“It was a wonderful place,” Keith Mills once said of Reed. “It spoiled me.” Circumstances forced him to finish his bachelor’s degree elsewhere, but the education and thinking of his Reed years stayed with him throughout life. It was here that he met his future wife and made lifelong friends.
Keith graduated from Anaheim Union High School and started at Reed on scholarship, beginning in 1953. Three years of Army service intervened, and he returned in 1957 as a sophomore. But finances dictated that he complete his bachelor’s degree at UC-Riverside. He moved to California with his Reed-educated bride, Ann Arnquist Mills ’61. One of their two sons, Michael Mills ’82, is also a Reed alumnus.

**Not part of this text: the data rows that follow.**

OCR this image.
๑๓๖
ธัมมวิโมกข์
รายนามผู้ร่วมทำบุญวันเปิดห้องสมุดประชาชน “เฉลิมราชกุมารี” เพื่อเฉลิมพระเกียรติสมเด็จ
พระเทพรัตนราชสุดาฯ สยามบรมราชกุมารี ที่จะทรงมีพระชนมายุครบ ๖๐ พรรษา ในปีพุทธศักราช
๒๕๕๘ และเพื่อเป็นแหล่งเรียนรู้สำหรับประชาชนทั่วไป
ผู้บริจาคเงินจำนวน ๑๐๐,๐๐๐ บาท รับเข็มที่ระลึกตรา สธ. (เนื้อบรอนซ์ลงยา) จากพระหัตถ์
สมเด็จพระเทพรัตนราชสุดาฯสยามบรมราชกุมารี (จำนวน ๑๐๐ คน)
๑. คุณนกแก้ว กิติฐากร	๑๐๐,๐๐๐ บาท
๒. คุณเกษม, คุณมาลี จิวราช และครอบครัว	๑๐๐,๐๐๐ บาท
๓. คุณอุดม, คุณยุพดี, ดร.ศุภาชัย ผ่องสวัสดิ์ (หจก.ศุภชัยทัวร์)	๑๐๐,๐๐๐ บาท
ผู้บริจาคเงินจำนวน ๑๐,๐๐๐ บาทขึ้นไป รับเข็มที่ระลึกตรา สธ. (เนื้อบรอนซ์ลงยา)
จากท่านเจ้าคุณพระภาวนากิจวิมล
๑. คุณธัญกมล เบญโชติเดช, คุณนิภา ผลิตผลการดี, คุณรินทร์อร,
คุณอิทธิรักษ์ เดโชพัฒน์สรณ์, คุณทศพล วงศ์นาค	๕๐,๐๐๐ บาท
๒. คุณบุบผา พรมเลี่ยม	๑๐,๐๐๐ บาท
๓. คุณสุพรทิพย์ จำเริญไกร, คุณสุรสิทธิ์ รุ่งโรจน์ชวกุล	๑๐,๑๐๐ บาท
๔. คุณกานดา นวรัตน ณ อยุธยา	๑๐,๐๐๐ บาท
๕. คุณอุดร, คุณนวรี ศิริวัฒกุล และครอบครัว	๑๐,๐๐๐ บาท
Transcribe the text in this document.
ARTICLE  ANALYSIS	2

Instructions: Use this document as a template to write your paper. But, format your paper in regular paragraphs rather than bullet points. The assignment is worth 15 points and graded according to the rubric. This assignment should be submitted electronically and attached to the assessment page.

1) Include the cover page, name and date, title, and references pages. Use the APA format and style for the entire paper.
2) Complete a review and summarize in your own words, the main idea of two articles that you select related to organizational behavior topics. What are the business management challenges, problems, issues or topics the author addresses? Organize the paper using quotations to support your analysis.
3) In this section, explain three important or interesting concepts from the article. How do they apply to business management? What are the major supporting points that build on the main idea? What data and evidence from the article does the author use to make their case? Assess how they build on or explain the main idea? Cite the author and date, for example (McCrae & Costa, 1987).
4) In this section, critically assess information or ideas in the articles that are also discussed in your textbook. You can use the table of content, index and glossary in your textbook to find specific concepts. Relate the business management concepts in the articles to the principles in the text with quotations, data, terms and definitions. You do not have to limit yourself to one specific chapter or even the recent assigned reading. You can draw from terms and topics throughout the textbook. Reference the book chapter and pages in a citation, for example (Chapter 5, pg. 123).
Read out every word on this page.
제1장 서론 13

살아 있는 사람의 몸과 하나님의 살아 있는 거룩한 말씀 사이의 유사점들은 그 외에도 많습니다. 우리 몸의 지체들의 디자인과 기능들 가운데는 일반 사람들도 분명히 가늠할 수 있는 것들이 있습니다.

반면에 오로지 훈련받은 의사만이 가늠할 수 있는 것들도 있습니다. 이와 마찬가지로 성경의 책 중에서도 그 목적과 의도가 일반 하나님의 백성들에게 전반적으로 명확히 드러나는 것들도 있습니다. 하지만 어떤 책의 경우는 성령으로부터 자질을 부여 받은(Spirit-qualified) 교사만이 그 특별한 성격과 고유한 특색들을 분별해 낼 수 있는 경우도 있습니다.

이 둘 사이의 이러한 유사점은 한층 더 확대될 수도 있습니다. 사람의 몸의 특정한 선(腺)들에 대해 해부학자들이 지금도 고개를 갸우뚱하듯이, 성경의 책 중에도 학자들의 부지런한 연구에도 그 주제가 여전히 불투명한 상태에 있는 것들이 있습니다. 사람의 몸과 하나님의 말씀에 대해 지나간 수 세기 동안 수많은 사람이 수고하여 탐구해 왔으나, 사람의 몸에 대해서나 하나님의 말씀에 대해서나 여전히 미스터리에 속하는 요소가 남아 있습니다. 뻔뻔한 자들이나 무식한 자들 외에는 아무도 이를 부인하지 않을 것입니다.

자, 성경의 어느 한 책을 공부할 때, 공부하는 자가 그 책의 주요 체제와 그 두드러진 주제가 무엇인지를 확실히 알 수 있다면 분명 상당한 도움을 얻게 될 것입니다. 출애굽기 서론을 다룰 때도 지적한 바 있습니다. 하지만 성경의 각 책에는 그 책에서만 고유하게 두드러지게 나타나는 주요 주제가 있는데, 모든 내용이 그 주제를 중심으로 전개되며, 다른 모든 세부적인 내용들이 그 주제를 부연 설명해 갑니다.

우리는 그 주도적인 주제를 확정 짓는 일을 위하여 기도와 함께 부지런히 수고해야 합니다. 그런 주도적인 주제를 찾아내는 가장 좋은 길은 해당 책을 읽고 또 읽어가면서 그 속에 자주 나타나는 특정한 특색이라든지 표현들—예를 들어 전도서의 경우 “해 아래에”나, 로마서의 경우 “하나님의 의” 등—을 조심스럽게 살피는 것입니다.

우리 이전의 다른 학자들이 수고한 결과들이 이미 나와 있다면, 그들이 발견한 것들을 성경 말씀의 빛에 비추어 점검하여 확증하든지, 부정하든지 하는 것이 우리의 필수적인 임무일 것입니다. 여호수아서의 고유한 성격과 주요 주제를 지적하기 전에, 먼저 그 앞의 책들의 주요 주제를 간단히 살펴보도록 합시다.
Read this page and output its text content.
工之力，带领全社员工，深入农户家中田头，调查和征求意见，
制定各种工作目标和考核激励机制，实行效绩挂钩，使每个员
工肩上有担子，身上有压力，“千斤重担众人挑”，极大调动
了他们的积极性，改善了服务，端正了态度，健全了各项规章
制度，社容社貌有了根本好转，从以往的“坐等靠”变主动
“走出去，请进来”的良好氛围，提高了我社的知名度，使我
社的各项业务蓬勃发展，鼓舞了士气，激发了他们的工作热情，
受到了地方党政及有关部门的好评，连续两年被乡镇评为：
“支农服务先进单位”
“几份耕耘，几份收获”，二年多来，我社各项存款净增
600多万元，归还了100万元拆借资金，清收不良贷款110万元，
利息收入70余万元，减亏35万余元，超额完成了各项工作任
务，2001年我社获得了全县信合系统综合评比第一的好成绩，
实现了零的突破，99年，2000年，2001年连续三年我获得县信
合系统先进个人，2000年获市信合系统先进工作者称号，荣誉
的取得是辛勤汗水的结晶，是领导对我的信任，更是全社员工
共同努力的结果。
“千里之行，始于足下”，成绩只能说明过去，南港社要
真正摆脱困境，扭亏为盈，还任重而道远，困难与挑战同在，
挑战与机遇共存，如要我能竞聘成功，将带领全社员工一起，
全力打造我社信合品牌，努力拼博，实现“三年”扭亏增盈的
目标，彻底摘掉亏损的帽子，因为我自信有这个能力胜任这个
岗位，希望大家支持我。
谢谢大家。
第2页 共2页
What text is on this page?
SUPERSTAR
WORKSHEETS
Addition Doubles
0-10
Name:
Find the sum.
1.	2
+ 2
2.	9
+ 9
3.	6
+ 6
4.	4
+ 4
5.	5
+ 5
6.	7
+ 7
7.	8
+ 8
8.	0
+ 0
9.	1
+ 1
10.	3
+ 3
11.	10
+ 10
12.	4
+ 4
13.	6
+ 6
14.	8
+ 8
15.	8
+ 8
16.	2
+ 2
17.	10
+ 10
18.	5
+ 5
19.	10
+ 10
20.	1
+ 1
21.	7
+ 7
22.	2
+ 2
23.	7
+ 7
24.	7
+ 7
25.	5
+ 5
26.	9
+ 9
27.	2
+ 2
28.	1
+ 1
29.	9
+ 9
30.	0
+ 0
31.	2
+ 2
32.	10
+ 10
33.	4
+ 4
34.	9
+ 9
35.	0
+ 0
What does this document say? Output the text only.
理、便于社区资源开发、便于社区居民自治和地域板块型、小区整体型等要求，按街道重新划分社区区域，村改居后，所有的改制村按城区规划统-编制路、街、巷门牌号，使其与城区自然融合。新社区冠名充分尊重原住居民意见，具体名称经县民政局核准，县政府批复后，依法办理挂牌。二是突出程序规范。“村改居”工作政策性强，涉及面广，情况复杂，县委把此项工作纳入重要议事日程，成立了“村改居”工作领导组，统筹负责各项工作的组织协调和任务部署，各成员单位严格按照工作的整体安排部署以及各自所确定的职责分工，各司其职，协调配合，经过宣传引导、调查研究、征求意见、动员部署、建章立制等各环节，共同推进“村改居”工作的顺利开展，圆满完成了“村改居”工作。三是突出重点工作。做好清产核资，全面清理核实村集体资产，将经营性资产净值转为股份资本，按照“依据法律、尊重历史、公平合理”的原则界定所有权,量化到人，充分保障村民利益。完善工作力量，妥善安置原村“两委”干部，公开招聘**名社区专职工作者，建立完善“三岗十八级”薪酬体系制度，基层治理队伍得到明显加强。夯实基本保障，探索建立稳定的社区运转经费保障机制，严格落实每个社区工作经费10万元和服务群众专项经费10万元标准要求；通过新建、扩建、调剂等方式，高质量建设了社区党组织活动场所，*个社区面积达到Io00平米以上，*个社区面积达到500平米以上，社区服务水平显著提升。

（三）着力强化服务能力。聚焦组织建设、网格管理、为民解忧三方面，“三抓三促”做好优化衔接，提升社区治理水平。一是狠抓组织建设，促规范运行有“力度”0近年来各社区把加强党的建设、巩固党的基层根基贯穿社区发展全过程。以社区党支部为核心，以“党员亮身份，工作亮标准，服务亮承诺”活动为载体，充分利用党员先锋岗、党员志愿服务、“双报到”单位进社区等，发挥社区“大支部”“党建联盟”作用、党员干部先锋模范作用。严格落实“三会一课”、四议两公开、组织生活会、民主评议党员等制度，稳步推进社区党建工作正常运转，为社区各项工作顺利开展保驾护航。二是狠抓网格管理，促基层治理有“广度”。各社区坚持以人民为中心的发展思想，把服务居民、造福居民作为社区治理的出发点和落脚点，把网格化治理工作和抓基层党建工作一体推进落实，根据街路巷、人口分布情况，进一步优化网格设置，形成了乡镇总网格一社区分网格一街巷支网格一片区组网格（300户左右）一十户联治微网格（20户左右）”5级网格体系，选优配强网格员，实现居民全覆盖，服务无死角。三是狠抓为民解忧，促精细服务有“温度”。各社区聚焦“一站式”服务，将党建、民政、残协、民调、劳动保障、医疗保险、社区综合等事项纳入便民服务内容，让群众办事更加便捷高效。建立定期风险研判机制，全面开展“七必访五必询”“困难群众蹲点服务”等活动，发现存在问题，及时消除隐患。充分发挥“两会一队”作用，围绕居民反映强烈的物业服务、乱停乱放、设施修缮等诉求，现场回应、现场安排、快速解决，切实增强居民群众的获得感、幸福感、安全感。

Majoring in economics with a minor in sociology, Keith was active in the Reed theatre, chorus, student council, and the Quest. After receiving his BA in economics from UC-Riverside, he completed graduate work at Claremont Graduate School and earned a PhD in economics in 1967.
For years Keith taught in schools of management and business administration, including as associate professor at York University in Toronto, where he established a graduate program in urban economic studies; as assistant professor at East Carolina University in Greenville, North Carolina; and as lecturer at Claremont Men’s College.
He also managed a number of businesses, including Mills Soft Water in Fullerton, California, where he served as president, and as vice president of Servisoft Water Service.
Bitten by the acting bug at an early age, he appeared in both plays and one of the Gilbert and Sullivan productions at Reed. He continued to tread the boards throughout his adult life, working as a freelance actor in theatre, film, and television. He was active with the Actors Repertory Theatre in Claremont, was in several musical productions in Riverside, California, and a Cabaret Repertory production of The Dresser. Keith also appeared in the films Secret Admirer and Trial and Error, and played Judge Walter Green on television’s L.A. Law for six seasons.
Asked how Reed had prepared him for life in general, Keith answered, “I discovered that the ‘real world’ was really more like high school.”
He noted, “The intellectual elitist attitudes [Reed] inculcated proved a handicap in leading a normal life with regular people. Fortunately I married a Reed girl who understands me.”
Keith is survived by his wife Ann, his sons Michael (Drucilla) and James, and grandchildren.